Reese geht in die Offensive

Frankfurt - „Sie sehen einen ziemlich glücklichen Intendanten vor sich.“ Intendant Oliver Reese fühlt sich mit dem neuen Schauspiel Frankfurt in der Stadt gut aufgenommen. „Das übertrifft unsere Erwartungen“, sagte Reese anlässlich der Vorstellung seiner Pläne für die Saison 2010/11 mit mehr als 30 Eigenproduktionen, darunter acht Ur- und Erstaufführungen. Von Carsten Müller

„Offensiv“ soll nun mit der deutschen Klassik umgegangen, dabei keine Nacherzählungen geliefert werden. Liegt das Gute doch so nahe, namentlich die Goethe-Festwoche, zu der das Schauspiel drei Inszenierungen beisteuert: „Wilhelm Meister“ als theatralische Sendung des für abstrakte Formen bekannten Regisseurs Ulrich Rasche, „Clavigo“ in der Lesart der jungen Regisseurin Alice Buddenberg. Eine eigene Fassung des Briefromans bringt Isaak Dentler mit „Werthers Leiden“ auf die Bühne, später folgt „Stella“ in der Regie von Andreas Kriegenburg. Den Reigen setzen Jorinde Dröses Blick auf Lessings „Minna von Barnhelm“, Michael Thalheimers Deutung von Schillers „Maria Stuart“ sowie Kevin Rittbergers Inszenierung der Kleistschen „Marquise von O“ fort.

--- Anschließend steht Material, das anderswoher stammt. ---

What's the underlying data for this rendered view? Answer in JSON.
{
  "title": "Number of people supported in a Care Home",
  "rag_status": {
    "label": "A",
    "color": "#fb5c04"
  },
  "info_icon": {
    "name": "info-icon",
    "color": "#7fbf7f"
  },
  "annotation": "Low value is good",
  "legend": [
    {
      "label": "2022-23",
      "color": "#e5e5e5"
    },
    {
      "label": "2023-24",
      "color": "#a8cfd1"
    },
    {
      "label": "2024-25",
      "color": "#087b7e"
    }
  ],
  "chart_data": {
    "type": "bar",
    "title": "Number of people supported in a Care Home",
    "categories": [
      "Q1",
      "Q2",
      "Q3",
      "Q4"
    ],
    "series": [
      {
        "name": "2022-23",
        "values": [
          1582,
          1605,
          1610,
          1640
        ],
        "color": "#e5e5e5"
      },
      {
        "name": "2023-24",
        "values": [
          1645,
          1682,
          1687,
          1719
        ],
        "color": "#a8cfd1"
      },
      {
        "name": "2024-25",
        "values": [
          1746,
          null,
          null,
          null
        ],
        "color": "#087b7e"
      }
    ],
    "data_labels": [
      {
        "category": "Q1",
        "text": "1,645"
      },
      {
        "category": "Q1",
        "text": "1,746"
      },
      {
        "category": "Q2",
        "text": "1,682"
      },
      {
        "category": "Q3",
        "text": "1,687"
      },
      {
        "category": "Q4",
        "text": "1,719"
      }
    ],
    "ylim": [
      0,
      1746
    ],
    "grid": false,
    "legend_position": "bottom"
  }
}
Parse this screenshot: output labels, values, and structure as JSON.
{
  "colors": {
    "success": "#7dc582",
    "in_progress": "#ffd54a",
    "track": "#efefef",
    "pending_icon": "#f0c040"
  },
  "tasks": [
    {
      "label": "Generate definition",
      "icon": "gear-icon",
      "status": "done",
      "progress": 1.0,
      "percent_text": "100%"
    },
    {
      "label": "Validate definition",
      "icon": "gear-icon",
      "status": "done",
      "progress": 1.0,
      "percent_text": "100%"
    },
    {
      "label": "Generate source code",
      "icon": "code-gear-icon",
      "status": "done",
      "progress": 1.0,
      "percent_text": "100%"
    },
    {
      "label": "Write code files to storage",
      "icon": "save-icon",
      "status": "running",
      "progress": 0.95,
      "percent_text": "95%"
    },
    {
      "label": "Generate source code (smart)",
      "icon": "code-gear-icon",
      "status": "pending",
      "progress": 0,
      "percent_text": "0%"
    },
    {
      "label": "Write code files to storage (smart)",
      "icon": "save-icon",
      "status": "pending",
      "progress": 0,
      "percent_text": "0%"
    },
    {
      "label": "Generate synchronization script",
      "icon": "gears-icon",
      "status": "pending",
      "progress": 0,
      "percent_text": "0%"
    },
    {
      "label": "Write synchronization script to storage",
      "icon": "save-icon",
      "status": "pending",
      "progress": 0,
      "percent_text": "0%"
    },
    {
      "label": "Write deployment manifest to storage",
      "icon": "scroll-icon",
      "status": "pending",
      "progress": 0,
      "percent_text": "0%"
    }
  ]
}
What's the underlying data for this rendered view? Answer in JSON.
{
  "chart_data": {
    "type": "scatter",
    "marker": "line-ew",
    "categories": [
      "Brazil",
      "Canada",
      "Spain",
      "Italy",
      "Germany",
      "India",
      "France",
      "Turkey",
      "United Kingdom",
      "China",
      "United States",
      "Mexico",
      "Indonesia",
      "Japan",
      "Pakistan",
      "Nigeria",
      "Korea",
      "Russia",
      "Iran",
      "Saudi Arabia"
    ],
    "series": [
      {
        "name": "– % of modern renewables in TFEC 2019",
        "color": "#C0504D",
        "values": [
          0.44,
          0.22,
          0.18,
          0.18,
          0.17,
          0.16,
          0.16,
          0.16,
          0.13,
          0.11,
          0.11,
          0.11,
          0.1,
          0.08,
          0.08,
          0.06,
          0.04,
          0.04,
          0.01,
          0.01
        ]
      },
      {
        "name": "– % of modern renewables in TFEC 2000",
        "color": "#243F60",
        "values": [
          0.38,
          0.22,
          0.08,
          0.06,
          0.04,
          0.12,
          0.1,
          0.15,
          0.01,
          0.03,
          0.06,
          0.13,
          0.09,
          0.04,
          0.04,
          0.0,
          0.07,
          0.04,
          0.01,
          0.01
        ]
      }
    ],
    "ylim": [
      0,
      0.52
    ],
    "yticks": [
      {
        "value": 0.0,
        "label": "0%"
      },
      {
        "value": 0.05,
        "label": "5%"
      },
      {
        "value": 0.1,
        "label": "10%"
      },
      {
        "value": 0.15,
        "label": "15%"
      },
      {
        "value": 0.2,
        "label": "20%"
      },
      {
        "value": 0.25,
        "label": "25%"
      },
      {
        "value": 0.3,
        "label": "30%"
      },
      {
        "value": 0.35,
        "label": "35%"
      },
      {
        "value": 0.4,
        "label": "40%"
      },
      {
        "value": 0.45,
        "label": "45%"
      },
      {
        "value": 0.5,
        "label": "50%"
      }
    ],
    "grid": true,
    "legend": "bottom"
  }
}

Trotz verkürzter Spielzeit bilanziert man am Ende der Spielzeit 2009/10 Zuwächse: 22 Prozent mehr Besucher, 50 Prozent mehr Einnahmen, 33 Prozent mehr Abonnements. 190 von 420 Vorstellungen seien ausverkauft gewesen, die Auslastung habe 80,5 Prozent erreicht. Das macht sicher nicht nur den Intendanten glücklich.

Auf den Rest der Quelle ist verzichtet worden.